Его три товарища так деятельно помогали ему в этой работе, что она скоро была окончена.
— Теперь вот это, — сказал Оборотень, вытаскивая из шкафа бочонок с порохом и подкатив его на середину комнаты.
— Видали вы когда мышеловку? — смеясь, сказал Легоф. — Ну, смотрите-ка. Если она удастся, пруссаки будут иметь по возвращении очень приятный сюрприз. Принесите мне все камни и все бревна, какие только найдете.
Он поставил бочонок прямо, обложил его камнями и поленьями, которых наложил на высоту футов трех, оставив пространство свободное шириною в один фут над бочонком, из которого он выбил дно.
— Какой славный порох! — сказал он. — Смотрите-ка.
— Вы, верно, хотите взорвать дом? — раскричался Мишель.
— Вы увидите мою механику. Я уверен, что вы похвалите меня.
Говоря таким образом, он привязал одну веревку толщиною в мизинец к двери, другие две к каждому окну, потом связал все эти три веревки вместе и вернулся к бочонку.
— Теперь, товарищи, — сказал он, — вы хорошо сделаете, если дадите тягу. Если моя махина не удастся, мы можем все четверо полететь на воздух, а в этом нет никакой необходимости.
— Но зачем взрывать дом? — спросил Мишель.
— Зачем?

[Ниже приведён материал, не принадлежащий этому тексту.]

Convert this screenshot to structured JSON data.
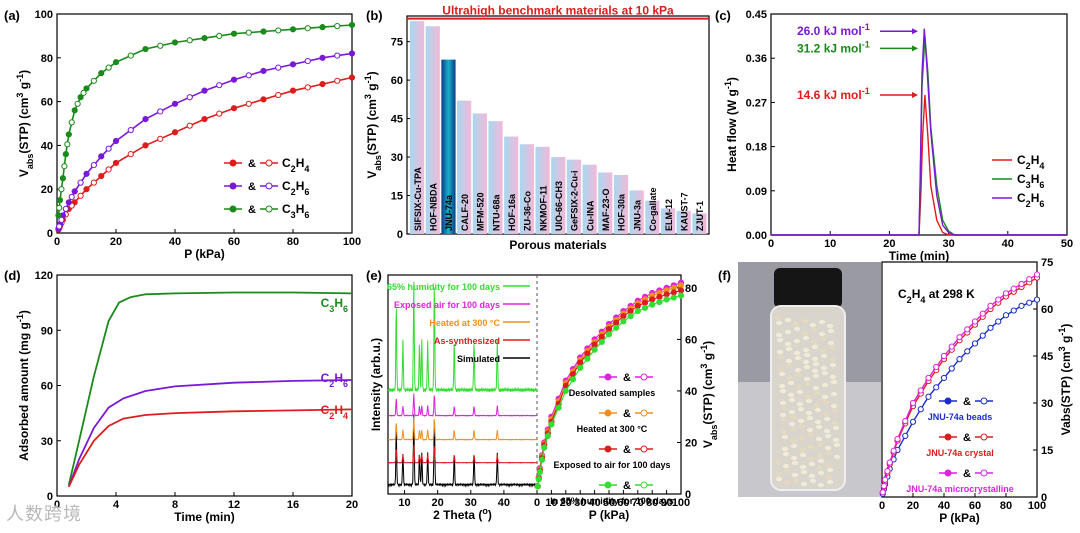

Для того, чтобы пруссаки не открывали входа в подземелье, через которое мы убежим и которое прямо приведет их в нашу главную квартиру. О! Это известные пролазы; с ними надо принимать большие предосторожности.

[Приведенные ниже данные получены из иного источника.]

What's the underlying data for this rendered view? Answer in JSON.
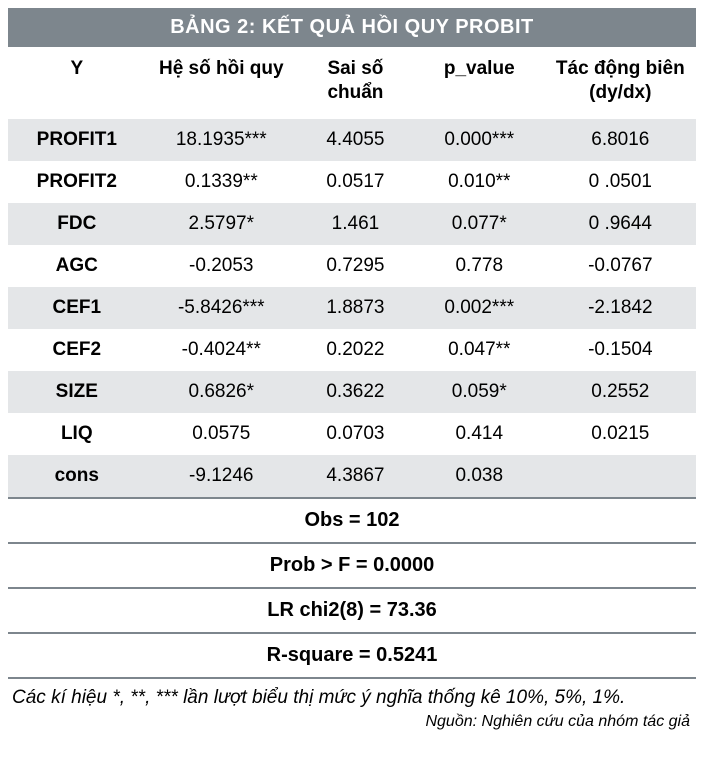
{
  "title": "BẢNG 2: KẾT QUẢ HỒI QUY PROBIT",
  "columns": [
    "Y",
    "Hệ số hồi quy",
    "Sai số chuẩn",
    "p_value",
    "Tác động biên (dy/dx)"
  ],
  "rows": [
    {
      "label": "PROFIT1",
      "coef": "18.1935***",
      "se": "4.4055",
      "p": "0.000***",
      "me": "6.8016",
      "shade": true
    },
    {
      "label": "PROFIT2",
      "coef": "0.1339**",
      "se": "0.0517",
      "p": "0.010**",
      "me": "0 .0501",
      "shade": false
    },
    {
      "label": "FDC",
      "coef": "2.5797*",
      "se": "1.461",
      "p": "0.077*",
      "me": "0 .9644",
      "shade": true
    },
    {
      "label": "AGC",
      "coef": "-0.2053",
      "se": "0.7295",
      "p": "0.778",
      "me": "-0.0767",
      "shade": false
    },
    {
      "label": "CEF1",
      "coef": "-5.8426***",
      "se": "1.8873",
      "p": "0.002***",
      "me": "-2.1842",
      "shade": true
    },
    {
      "label": "CEF2",
      "coef": "-0.4024**",
      "se": "0.2022",
      "p": "0.047**",
      "me": "-0.1504",
      "shade": false
    },
    {
      "label": "SIZE",
      "coef": "0.6826*",
      "se": "0.3622",
      "p": "0.059*",
      "me": "0.2552",
      "shade": true
    },
    {
      "label": "LIQ",
      "coef": "0.0575",
      "se": "0.0703",
      "p": "0.414",
      "me": "0.0215",
      "shade": false
    },
    {
      "label": "cons",
      "coef": "-9.1246",
      "se": "4.3867",
      "p": "0.038",
      "me": "",
      "shade": true
    }
  ],
  "footer_rows": [
    "Obs = 102",
    "Prob > F = 0.0000",
    "LR chi2(8) = 73.36",
    "R-square = 0.5241"
  ],
  "note": "Các kí hiệu *, **, *** lần lượt biểu thị mức ý nghĩa thống kê 10%, 5%, 1%.",
  "source": "Nguồn: Nghiên cứu của nhóm tác giả",
  "style": {
    "title_bg": "#7d868d",
    "title_fg": "#ffffff",
    "shade_bg": "#e4e6e8",
    "plain_bg": "#ffffff",
    "rule_color": "#7d868d",
    "font_size_body": 19,
    "font_size_title": 20,
    "col_widths_pct": [
      20,
      22,
      17,
      19,
      22
    ]
  }
}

— Это правда, однако подобный способ…
— Это согласно с правилами войны, капитан. Мы не солдаты, а крестьяне. Пруссаки делают с нами разные гадости. Если мы осмеливаемся сопротивляться, они нас вешают и стреляют под тем предлогом, что мы не имеем права защищать свои дома, наших жен и детей. Итак, вы, господа военные, извольте вести вежливую войну с этими варварами, а мы будем вести войну ожесточенную, беспощадную.
Когда контрабандист произносил эти слова, черты его лица приняли выражение неумолимой ненависти и свирепости.
— Да, — прошептал Мишель, — лютые поступки наших врагов оправдывают эту месть и вы говорите справедливо, что вы не солдаты, а отцы семейств. Я не смею ни оправдывать вас, ни обвинять. Поступайте как хотите; вас будет судить Господь.
— Да, капитан, Господь будет нас судить и, конечно, простит. Ступайте… оставьте меня одного.
— Вот если бы все так действовали, скоро сделалась бы перемена, — прошептал Паризьен. — Какой храбрец! Вот настоящий патриот!
Все трое вышли, спустились в погреб, потом в подземелье и скоро добрались до большой залы, о которой мы говорили.
Там Легоф спрятал самые дорогие свои вещи.
— Вот все, что остается мне! — сказал моряк с печальной улыбкой. — Но я не стану жалеть о моей бедной лачуга, если план Оборотня удастся.
— Механика эта не без приятности, — сказал зуав. — А какой это храбрец! Я солдат, а черт меня дери, если б у меня достало смелости так спокойно приготовить такую страшную и дикую махину!
Мишель сел на тюк и предался печальным мыслям.
Прошло полчаса. Потом в подземелье послышались поспешные шаги и почти тотчас явился Оборотень.
— Уф! — сказал он. — Порядком я пробегался. Но все готово. Пруссаки могут прийти, когда хотят. Впрочем, по всей вероятности, они не замедлят.
— Как это? — спросил Мишель.
— Да, в ту минуту, как я кончал привязывать веревку к заряженному пистолету, который положил над порохом, мне послышался лошадиный галоп по лесу.
— Черт побери! — вскричал Паризьен. — Если вы говорите правду, мне кажется, что нам не худо бы побегать немножко, чтоб развязать себе ноги; здесь опасно оставаться.